Functional Defects in Electroceramic Materials: Session I: Defect Engineering in Ceramic Materials
Sponsored by: ACerS Electronics Division
Program Organizers: Hui Xiong, Boise State University; Hua Zhou, Argonne National Laboratory
Wednesday 10:00 AM
October 20, 2021
Room: B235
Location: Greater Columbus Convention Center
Session Chair: Vicky Doan-Nguyen, Ohio State University
10:00 AM Introductory Comments
10:05 AM Invited
Let Thermodynamics do Interfacial Engineering: Jian Luo1; 1University of California, San Diego
This talk will review and discuss the emerging opportunities to utilize the equilibrium formation of 2D interfacial phases to tailor batteries and solid electrolytes.
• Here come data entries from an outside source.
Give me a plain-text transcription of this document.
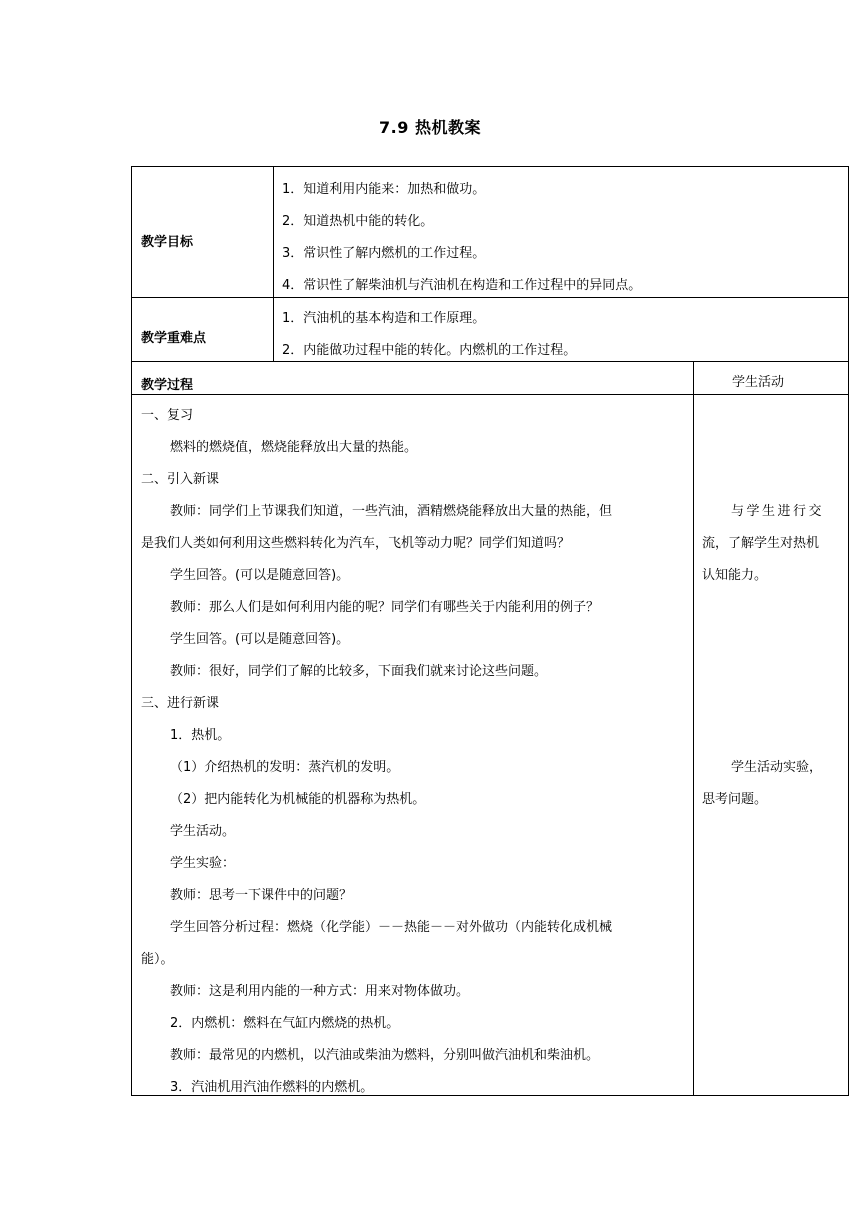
7.9 热机教案
教学目标
1．知道利用内能来：加热和做功。
2．知道热机中能的转化。
3．常识性了解内燃机的工作过程。
4．常识性了解柴油机与汽油机在构造和工作过程中的异同点。
教学重难点
1．汽油机的基本构造和工作原理。
2．内能做功过程中能的转化。内燃机的工作过程。
教学过程	学生活动
一、复习
燃料的燃烧值，燃烧能释放出大量的热能。
二、引入新课
教师：同学们上节课我们知道，一些汽油，酒精燃烧能释放出大量的热能，但
是我们人类如何利用这些燃料转化为汽车，飞机等动力呢？同学们知道吗？
学生回答。(可以是随意回答)。
教师：那么人们是如何利用内能的呢？同学们有哪些关于内能利用的例子？
学生回答。(可以是随意回答)。
教师：很好，同学们了解的比较多，下面我们就来讨论这些问题。
三、进行新课
1．热机。
（1）介绍热机的发明：蒸汽机的发明。
（2）把内能转化为机械能的机器称为热机。
学生活动。
学生实验：
教师：思考一下课件中的问题？
学生回答分析过程：燃烧（化学能）－－热能－－对外做功（内能转化成机械
能）。
教师：这是利用内能的一种方式：用来对物体做功。
2．内燃机：燃料在气缸内燃烧的热机。
教师：最常见的内燃机，以汽油或柴油为燃料，分别叫做汽油机和柴油机。
3．汽油机用汽油作燃料的内燃机。
与学生进行交
流，了解学生对热机
认知能力。
学生活动实验，
思考问题。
In contrast to traditional kinetically-controlled atomic layer deposition and other interfacial engineering methods, these 2D interfacial phases form spontaneously at thermodynamic equilibria; they are also termed as “complexions” to differentiate them from thin layers of 3D bulk phases whose thicknesses are controlled by kinetic or processing parameters. In this talk, I will first introduce the basic concepts and related interfacial thermodynamics. Some of earlier studies on thermodynamics based interfacial engineering of battery cathodes and solid electrolytes [Energy Storage Materials 21: 50 (2019)] will be briefly reviewed. Recent ongoing work on nanostructured battery anode materials will be further presented. If time permits, a recent discovery of electrochemically induced grain boundary phase-like (complexion) transition [arXiv: 2012.15862] will also be discussed.
10:45 AM Invited
Accelerated Synthesis and In-situ X-ray Pair Distribution Functions of Substituted Vanadium Dioxide: Vicky Doan-Nguyen1; 1Ohio State University
In this talk, I will present rapid synthetic strategies using microwave assisted heating for vanadium dioxide, a thermochromic material possessing a metal-insulator transition temperature at 68℃. For smart windows applications, VO2 is attractive due to its semiconducting to metallic phase transition near room temperature. Below the transition temperature, it is transparent in the near-infrared, and above the transition temperature, it is translucent to near-infrared. I will include a comparison of slow furnace growth and phase-pure synthesis of VO2 and substituted VO2 via accelerated microwave-assisted heating. In-situ X-ray scattering through the phase transition reveal heating and inhomogeneities in substituted VO2 synthesized via microwave-assisted heating. The use of X-ray pair distribution functions allows us to track local structure changes due to defects that lower the metal-to-insulator transition temperature as a function of substitution concentration. I will also present challenges with cross-correlative, multi-modal characterization approaches between in-situ X-ray scattering and transmission electron microscopy.
11:15 AM Invited
Now On-Demand Only - Understanding Lithium Plating in Graphite and Silicon for Fast Charging Li-ion Battery: Tao Gao1; 1University of Utah
The ability to recharge in 10 minutes is a great challenge of Li-ion battery, but critical to the wide adoption of electric vehicles. The fundamental limitation is a side reaction, known as Li plating, that happens at the anode when charging the battery at high rate or under low temperature, because this reaction not only causes battery degradation but also increases the risk of internal shorts and safety hazards. Therefore, it is important to understand the mechanism of lithium plating, and what governs this phenomena. The graphite and silicon are the current and next-generation anode materials for Li-ion batteries. In this talk, we will share our findings on revealing the interplay of Li insertion and plating on these two materials, and discuss potential strategies to improve these materials by defect engineering to achieve fast charging.